Legislation would codify 2001 Roadless Rule

In Alaska that would include protections for Tongass National Forest

Legislation introduced in Congress on May 2 by Sen. Maria Cantwell, D-WA, and Rep. Ruben Gallego, D-AZ, would offer permanent protection to millions of acres of national forest lands, including over seven million acres in Alaska’s Tongass National Forest.

The Roadless Area Conservation Act of 2019 would codify the 2001 Roadless Rule, which limits costly roadbuilding and destructive logging on roadless landscapes across the National Forest System, Cantwell said in a statement. It would protect hunting and fishing opportunities, provide critical habitat for some 1,600 threatened or endangered species, lessen wildland fire risk, and supply clean drinking water to millions of Americans in 39 states, Cantwell said.

“It’s time to permanently safeguard our remaining undeveloped forest lands as the foundation of our outdoor recreation economy, a home for wildlife, and a heritage for future generations,” she said.

“The Trump Administration’s reckless efforts to expedite the rollback of conservation protections on public lands – with limited public input – must be checked,” Gallego said.

Also, in support of the legislation are Senators Tom Udall, D-NM, and Ron Wyden, D-OR, and Rep.
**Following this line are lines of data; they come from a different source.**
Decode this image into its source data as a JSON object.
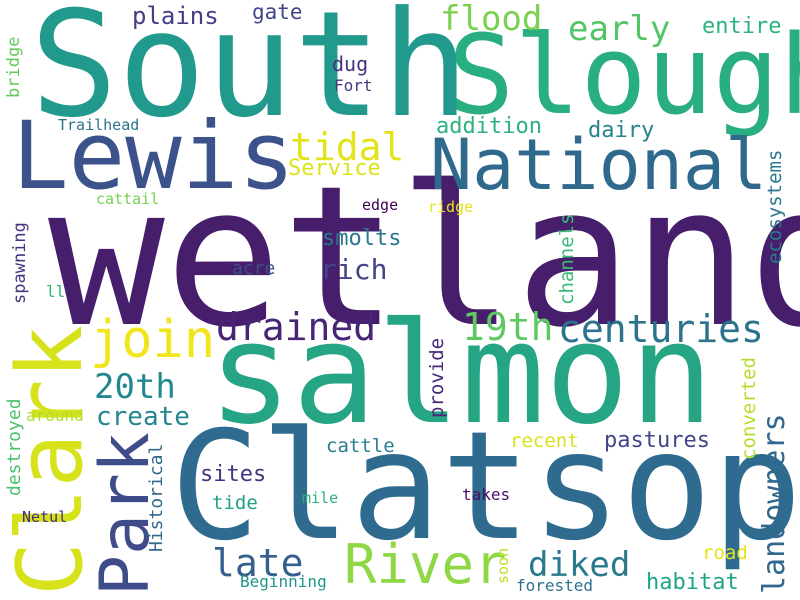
{
  "word_cloud": {
    "background": "#ffffff",
    "words": [
      {
        "text": "wetland",
        "color": "#461e6b",
        "orientation": "horizontal"
      },
      {
        "text": "salmon",
        "color": "#25a584",
        "orientation": "horizontal"
      },
      {
        "text": "Clatsop",
        "color": "#2f6b8e",
        "orientation": "horizontal"
      },
      {
        "text": "South",
        "color": "#21998c",
        "orientation": "horizontal"
      },
      {
        "text": "Slough",
        "color": "#28ae80",
        "orientation": "horizontal"
      },
      {
        "text": "Lewis",
        "color": "#3b528b",
        "orientation": "horizontal"
      },
      {
        "text": "Clark",
        "color": "#d6e21a",
        "orientation": "vertical"
      },
      {
        "text": "National",
        "color": "#2f6a8d",
        "orientation": "horizontal"
      },
      {
        "text": "Park",
        "color": "#3e4c8a",
        "orientation": "vertical"
      },
      {
        "text": "River",
        "color": "#8fd744",
        "orientation": "horizontal"
      },
      {
        "text": "join",
        "color": "#f1e51d",
        "orientation": "horizontal"
      },
      {
        "text": "drained",
        "color": "#482475",
        "orientation": "horizontal"
      },
      {
        "text": "centuries",
        "color": "#2c738e",
        "orientation": "horizontal"
      },
      {
        "text": "19th",
        "color": "#5ec962",
        "orientation": "horizontal"
      },
      {
        "text": "20th",
        "color": "#23888e",
        "orientation": "horizontal"
      },
      {
        "text": "tidal",
        "color": "#e2e419",
        "orientation": "horizontal"
      },
      {
        "text": "flood",
        "color": "#7ad151",
        "orientation": "horizontal"
      },
      {
        "text": "early",
        "color": "#52c569",
        "orientation": "horizontal"
      },
      {
        "text": "late",
        "color": "#355f8d",
        "orientation": "horizontal"
      },
      {
        "text": "diked",
        "color": "#2a788e",
        "orientation": "horizontal"
      },
      {
        "text": "landowners",
        "color": "#31688e",
        "orientation": "vertical"
      },
      {
        "text": "rich",
        "color": "#414487",
        "orientation": "horizontal"
      },
      {
        "text": "create",
        "color": "#25858e",
        "orientation": "horizontal"
      },
      {
        "text": "plains",
        "color": "#433e85",
        "orientation": "horizontal"
      },
      {
        "text": "pastures",
        "color": "#3f4788",
        "orientation": "horizontal"
      },
      {
        "text": "ecosystems",
        "color": "#2a788e",
        "orientation": "vertical"
      },
      {
        "text": "sites",
        "color": "#46337f",
        "orientation": "horizontal"
      },
      {
        "text": "converted",
        "color": "#b5de2b",
        "orientation": "vertical"
      },
      {
        "text": "channels",
        "color": "#3bbb75",
        "orientation": "vertical"
      },
      {
        "text": "entire",
        "color": "#2db27d",
        "orientation": "horizontal"
      },
      {
        "text": "habitat",
        "color": "#20a486",
        "orientation": "horizontal"
      },
      {
        "text": "provide",
        "color": "#482878",
        "orientation": "vertical"
      },
      {
        "text": "addition",
        "color": "#2db27d",
        "orientation": "horizontal"
      },
      {
        "text": "dairy",
        "color": "#26828e",
        "orientation": "horizontal"
      },
      {
        "text": "Service",
        "color": "#dde318",
        "orientation": "horizontal"
      },
      {
        "text": "smolts",
        "color": "#2a788e",
        "orientation": "horizontal"
      },
      {
        "text": "gate",
        "color": "#404688",
        "orientation": "horizontal"
      },
      {
        "text": "dug",
        "color": "#46337f",
        "orientation": "horizontal"
      },
      {
        "text": "Fort",
        "color": "#443983",
        "orientation": "horizontal"
      },
      {
        "text": "acre",
        "color": "#3b528b",
        "orientation": "horizontal"
      },
      {
        "text": "cattle",
        "color": "#287d8e",
        "orientation": "horizontal"
      },
      {
        "text": "tide",
        "color": "#1fa188",
        "orientation": "horizontal"
      },
      {
        "text": "recent",
        "color": "#d8e219",
        "orientation": "horizontal"
      },
      {
        "text": "road",
        "color": "#e5e419",
        "orientation": "horizontal"
      },
      {
        "text": "Historical",
        "color": "#306a8e",
        "orientation": "vertical"
      },
      {
        "text": "destroyed",
        "color": "#4ac16d",
        "orientation": "vertical"
      },
      {
        "text": "spawning",
        "color": "#46327e",
        "orientation": "vertical"
      },
      {
        "text": "bridge",
        "color": "#65cb5e",
        "orientation": "vertical"
      },
      {
        "text": "Trailhead",
        "color": "#2c728e",
        "orientation": "horizontal"
      },
      {
        "text": "cattail",
        "color": "#77d153",
        "orientation": "horizontal"
      },
      {
        "text": "edge",
        "color": "#440154",
        "orientation": "horizontal"
      },
      {
        "text": "ridge",
        "color": "#e7e419",
        "orientation": "horizontal"
      },
      {
        "text": "ll",
        "color": "#31b57b",
        "orientation": "horizontal"
      },
      {
        "text": "around",
        "color": "#b0dd2f",
        "orientation": "horizontal"
      },
      {
        "text": "mile",
        "color": "#2ab07f",
        "orientation": "horizontal"
      },
      {
        "text": "takes",
        "color": "#471063",
        "orientation": "horizontal"
      },
      {
        "text": "Netul",
        "color": "#472d7b",
        "orientation": "horizontal"
      },
      {
        "text": "Beginning",
        "color": "#1f968b",
        "orientation": "horizontal"
      },
      {
        "text": "soon",
        "color": "#bddf26",
        "orientation": "vertical"
      },
      {
        "text": "forested",
        "color": "#2c728e",
        "orientation": "horizontal"
      }
    ]
  }
}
Diana DeGette, D-CO.

The roadless rule issue is controversial in Alaska, where there is no support for such legislation from the Dunleavy administration or the state’s congressional delegation.


In an op-ed for the Ketchikan Daily News on March 19, Sen. Lisa Murkowski, R-Alaska, said in part that “at the root of access restrictions to the Tongass is the sweeping federal Roadless Rule, which the Clinton administration imposed on its way out the door in 2001. In reality, this one-size-fits-all rule should never have been applied to Alaska.
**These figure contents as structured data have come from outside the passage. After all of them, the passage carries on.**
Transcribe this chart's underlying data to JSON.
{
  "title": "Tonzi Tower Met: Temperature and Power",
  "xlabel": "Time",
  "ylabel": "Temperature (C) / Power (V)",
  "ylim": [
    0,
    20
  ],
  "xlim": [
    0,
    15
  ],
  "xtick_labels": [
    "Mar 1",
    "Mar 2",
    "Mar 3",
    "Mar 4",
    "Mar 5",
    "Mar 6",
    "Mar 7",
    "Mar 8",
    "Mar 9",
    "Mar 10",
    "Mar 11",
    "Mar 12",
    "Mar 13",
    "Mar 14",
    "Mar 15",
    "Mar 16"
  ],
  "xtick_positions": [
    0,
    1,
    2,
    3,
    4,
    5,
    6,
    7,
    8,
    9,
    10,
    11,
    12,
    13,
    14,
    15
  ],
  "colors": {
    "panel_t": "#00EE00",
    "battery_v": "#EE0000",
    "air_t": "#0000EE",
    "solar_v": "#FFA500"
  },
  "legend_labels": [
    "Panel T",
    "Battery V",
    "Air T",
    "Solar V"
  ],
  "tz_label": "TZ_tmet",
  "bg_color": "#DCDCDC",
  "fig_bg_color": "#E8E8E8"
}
“The Tongass now has more than 9.7 million acres of inventoried roadless areas,” she said. “Combined with wilderness designations, the federal government has placed some 93 percent of the forest off-limits to development.”
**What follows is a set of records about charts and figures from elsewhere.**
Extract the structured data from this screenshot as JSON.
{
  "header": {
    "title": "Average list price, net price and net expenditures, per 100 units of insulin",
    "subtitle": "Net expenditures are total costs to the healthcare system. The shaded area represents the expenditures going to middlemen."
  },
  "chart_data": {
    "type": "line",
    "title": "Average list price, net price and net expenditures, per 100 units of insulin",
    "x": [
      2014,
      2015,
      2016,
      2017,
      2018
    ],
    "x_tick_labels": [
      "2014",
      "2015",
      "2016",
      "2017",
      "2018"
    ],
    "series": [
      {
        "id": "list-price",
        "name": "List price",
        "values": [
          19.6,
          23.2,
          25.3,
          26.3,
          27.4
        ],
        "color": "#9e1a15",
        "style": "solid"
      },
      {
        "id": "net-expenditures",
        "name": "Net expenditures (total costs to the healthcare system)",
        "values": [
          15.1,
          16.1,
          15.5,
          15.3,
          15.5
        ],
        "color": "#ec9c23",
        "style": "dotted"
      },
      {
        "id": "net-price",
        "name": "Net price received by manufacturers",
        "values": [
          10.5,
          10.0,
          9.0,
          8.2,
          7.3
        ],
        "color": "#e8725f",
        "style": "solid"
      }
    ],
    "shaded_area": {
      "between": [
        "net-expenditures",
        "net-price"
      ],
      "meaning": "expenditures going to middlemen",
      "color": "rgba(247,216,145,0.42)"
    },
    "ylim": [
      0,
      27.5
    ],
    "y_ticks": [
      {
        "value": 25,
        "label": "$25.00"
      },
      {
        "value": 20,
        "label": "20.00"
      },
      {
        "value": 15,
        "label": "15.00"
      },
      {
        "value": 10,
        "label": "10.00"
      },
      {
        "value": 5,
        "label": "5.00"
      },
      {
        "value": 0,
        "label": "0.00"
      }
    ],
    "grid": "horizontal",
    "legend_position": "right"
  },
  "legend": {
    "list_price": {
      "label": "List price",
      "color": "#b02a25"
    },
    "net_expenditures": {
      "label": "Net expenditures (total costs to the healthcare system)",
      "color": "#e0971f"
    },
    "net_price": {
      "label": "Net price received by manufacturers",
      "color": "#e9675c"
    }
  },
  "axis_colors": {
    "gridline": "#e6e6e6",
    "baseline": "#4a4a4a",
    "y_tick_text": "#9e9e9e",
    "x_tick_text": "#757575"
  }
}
“The rule and its current application to the Tongass are simply unworkable,” she said.

While the courts have so far rebuffed efforts to weaken or eliminate the 2001 Roadless Rule, the Trump administration is currently considering petitions from Alaska and Utah that would allow those states to overturn roadless protections and proceed to log certain federal forests, which could adversely impact ecosystems within those states,

The Roadless Rule was developed by the U.S. Forest Service during the Clinton administration and finalized in 2001 after several years of deliberation public meetings nationwide and consideration of some 1.6 million public comments, 96 percent of which strongly favored protection of these roadless areas.

Another individual supporter is Elsa Sebastian, who grew up commercial fishing in Southeast Alaska and now crews on a Bristol Bay drift gillnetter. She told Cantwell that “as a fisherman I believe we need watershed scale protections for salmon habitat in the Tongass. In an era of environmental uncertainty and changes in our oceans all of the small salmon streams in the Tongass National Forest are important or maintaining diverse stocks of wild salmon.”

“We can’t afford to see any more productive forest opened up for logging,” she said. “The roadless rule is working for commercial fishermen and investing in our salmon business would feel a lot easier if we knew that roadless areas in the Tongass will be permanently protected from clear-cut logging.”

“We have lived off these lands in a sacred and caring way for generations, and we want to continue to live in our traditional ways for our children and our children’s children,” said Adrien Nichol Lee, of the Tlingit Tribe, and president of Alaska Native Sisterhood Camp 12 and keeper of cultural Tlingit education.

“Corporate logging cannot come before we the people,” she said. “We also know the Tongass is important to help stop climate change for everyone around the world.”